Lending Association

Amazon’s third quarter report adds to tech sector woes

Now, it’s down to Apple next Thursday after Amazon’s solid third-quarter numbers failed to set its share price on fire, leaving the Nasdaq poised for another frustrating session on Friday to end a down week.

Amazon lifted third-quarter revenue by 13% to $143.1 billion, more than tripled net earnings to $9.9 billion (helped by a massive $1.2 billion paper gain on its investment in the Rivian electric truck maker), showed signs of a loss in growth in its leading cloud computing business, lifted ad revenues to $12 billion for the quarter, but gave a half-hearted forecast for sales in the current fourth quarter.

After a gentle bounce after hours, Amazon shares at first turned down in the late session by around a quarter of a percent, to go with its 1.5% slide in the regular session, and a 6% slump in the last three days.

But that was trimmed late in the after-hours session when sentiment turned and the shares were up 2.2%. Will Nasdaq be saved on Friday?

Shares in Meta, though, did OK after hours on Wednesday after it reported better-than-expected figures but saw its shares slide 3.7% on Thursday, while Apple shares fell 2.4%, and Alphabet added a 2.6% drop to its 9.6% slump the day before.

Microsoft shares caught the bug and dropped 3.7% on Thursday after its good result earlier in the week, and Netflix, the best of all the big techs so far this reporting season, saw its shares lose 1.87% in value.

All of this saw Nasdaq lose 1.76% in value on Thursday to fall deeper into correction territory, down more than 12.5% since its last peak and over 10% in the past three months.

The year-to-date gain is now down to 20.3% from more than 39% at the June 30 halfway mark for the year.

So did Amazon add to the tech pain on Thursday?

Well, its much-awaited fourth-quarter sales forecast was OK, but less than market forecasts.

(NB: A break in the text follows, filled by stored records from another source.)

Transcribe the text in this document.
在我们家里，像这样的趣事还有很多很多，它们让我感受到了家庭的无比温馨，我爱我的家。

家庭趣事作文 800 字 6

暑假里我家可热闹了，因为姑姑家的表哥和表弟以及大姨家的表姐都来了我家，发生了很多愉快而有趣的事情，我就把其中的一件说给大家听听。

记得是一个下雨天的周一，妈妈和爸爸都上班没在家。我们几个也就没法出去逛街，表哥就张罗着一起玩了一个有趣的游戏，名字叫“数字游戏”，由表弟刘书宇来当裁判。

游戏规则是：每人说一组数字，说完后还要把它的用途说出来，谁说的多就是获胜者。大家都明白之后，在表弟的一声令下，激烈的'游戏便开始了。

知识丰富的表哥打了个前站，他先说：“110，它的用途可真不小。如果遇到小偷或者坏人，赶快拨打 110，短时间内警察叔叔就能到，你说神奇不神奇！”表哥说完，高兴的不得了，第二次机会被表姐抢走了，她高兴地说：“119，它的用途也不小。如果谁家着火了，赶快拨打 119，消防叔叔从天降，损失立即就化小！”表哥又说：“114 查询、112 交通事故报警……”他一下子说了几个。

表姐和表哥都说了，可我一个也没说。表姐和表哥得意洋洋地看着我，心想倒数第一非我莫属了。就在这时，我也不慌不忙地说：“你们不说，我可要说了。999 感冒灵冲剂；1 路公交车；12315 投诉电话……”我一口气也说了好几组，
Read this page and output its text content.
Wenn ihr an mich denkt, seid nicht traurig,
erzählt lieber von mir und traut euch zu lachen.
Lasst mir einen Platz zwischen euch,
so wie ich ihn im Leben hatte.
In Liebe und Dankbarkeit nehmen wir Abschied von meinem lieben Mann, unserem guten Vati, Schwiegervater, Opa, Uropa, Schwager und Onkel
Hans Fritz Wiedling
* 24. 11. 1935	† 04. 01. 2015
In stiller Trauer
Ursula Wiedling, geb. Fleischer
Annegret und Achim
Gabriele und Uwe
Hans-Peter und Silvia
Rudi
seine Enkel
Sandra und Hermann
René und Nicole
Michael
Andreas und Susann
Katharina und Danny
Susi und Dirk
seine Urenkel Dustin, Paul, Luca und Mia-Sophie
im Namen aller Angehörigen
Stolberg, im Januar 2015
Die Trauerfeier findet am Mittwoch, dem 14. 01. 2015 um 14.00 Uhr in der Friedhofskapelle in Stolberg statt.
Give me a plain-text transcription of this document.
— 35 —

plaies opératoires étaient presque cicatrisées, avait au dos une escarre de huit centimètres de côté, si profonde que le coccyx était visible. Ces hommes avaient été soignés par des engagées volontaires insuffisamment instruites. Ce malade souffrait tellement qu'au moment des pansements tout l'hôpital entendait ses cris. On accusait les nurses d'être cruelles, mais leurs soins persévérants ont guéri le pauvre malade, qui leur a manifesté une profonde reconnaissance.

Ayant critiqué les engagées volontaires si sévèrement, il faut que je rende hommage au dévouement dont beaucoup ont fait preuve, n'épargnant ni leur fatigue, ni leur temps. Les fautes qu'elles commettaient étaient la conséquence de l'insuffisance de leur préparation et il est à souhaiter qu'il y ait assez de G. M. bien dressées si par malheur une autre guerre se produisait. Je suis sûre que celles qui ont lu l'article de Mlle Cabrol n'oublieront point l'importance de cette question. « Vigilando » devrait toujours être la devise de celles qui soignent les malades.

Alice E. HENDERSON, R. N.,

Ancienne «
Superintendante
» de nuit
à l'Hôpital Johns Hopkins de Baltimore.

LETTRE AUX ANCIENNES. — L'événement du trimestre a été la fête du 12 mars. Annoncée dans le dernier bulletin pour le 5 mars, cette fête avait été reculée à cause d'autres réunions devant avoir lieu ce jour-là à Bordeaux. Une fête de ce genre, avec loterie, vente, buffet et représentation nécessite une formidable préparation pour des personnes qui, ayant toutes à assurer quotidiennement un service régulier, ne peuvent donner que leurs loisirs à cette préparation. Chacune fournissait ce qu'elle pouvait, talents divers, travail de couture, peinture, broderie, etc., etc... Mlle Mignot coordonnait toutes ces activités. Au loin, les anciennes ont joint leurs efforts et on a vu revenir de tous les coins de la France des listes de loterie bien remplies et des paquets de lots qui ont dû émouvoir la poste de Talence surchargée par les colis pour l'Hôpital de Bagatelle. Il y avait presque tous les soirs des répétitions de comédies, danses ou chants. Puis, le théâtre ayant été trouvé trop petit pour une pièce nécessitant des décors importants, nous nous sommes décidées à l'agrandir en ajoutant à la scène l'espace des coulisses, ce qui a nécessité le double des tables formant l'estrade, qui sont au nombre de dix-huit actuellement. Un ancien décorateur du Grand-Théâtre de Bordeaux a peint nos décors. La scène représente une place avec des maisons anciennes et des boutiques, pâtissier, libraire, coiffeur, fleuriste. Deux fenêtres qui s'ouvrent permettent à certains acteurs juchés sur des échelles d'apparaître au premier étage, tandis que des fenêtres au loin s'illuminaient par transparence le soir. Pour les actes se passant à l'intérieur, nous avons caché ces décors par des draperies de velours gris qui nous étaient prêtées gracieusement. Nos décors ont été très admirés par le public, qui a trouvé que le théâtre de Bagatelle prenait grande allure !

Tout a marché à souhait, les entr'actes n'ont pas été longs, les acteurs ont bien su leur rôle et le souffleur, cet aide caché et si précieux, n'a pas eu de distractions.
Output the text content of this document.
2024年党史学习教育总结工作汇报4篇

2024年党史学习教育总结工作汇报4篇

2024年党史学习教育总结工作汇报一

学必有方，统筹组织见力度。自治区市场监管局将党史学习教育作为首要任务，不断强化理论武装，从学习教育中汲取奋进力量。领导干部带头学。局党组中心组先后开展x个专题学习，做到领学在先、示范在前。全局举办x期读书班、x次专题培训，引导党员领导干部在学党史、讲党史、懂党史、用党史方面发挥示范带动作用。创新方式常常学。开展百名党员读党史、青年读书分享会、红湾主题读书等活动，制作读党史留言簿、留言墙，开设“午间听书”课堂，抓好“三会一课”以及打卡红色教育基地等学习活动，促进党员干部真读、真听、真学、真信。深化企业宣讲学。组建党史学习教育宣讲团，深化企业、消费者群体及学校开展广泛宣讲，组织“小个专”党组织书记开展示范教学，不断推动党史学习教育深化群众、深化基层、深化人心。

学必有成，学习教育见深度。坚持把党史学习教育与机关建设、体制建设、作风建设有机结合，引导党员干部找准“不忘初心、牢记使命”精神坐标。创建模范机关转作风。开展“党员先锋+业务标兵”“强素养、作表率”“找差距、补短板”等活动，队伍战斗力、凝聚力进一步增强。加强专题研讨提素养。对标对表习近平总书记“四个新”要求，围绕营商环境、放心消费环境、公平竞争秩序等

Amazon said fourth-quarter sales, which include the key holiday period, will be between $160 billion and $167 billion.

The market expecting revenue of $166.6 billion, and at the midpoint of its guidance range, revenue of $163.5 billion would represent growth of 9.6% from $149.2 billion a year earlier.

That was OK for most of the market, but seeing third-quarter revenue jumped 13%, analysts took the fourth-quarter forecast as a hint of a slowdown in what is usually the company’s best quarter.

Like the rest of the sector, Amazon has been hacking into costs and jobs for the past year, laying off 27,000 employees in a year and killing off some of its profitless diversions.

Meta, Microsoft, Netflix, and Amazon have all shown the benefits of old-fashioned cost-cutting, especially jobs.

CEO Andy Jassy, who succeeded founder Jeff Bezos two and a half years ago, says the cost-cutting efforts are paying off.

“We had a strong third quarter as our cost to serve and speed of delivery in our Stores business took another step forward, our AWS growth continued to stabilize, our Advertising revenue grew robustly, and overall operating income and free cash flow rose significantly,” Jassy said in a statement.

Sales in Amazon’s core e-commerce business continued to recover, expanding 7% year over year, after growing 4% in the previous quarter. The September quarter includes the results of this year’s Prime Day promotion, which took place in July.

Digital advertising again did well for Amazon, as third-party sellers and large brands lifted their ad spending. Ad revenue increased 26% from a year earlier to $12 billion. That’s much faster than Google’s ad growth, which was 9%, and topped Facebook’s ad growth of 23%.

In cloud computing, however, Amazon lost ground. Amazon Web Services, which is ahead of the cloud businesses of Microsoft and Google, grew revenues 12% in the latest quarter, slower than Microsoft’s 29% surge at Azure, its cloud business, and 22% for Google.

Cloud is still seen as a growth area in tech (but nowhere near as much as AI), and to lose ground to rivals will keep analysts wondering about Amazon’s market value.

So it’s all down to Apple to pull a figure or two out of its accounts to shock and bring joy (better sales in China would be helpful) to an increasingly battered Magnificent Seven, faded FAANGs, and skeptical investors.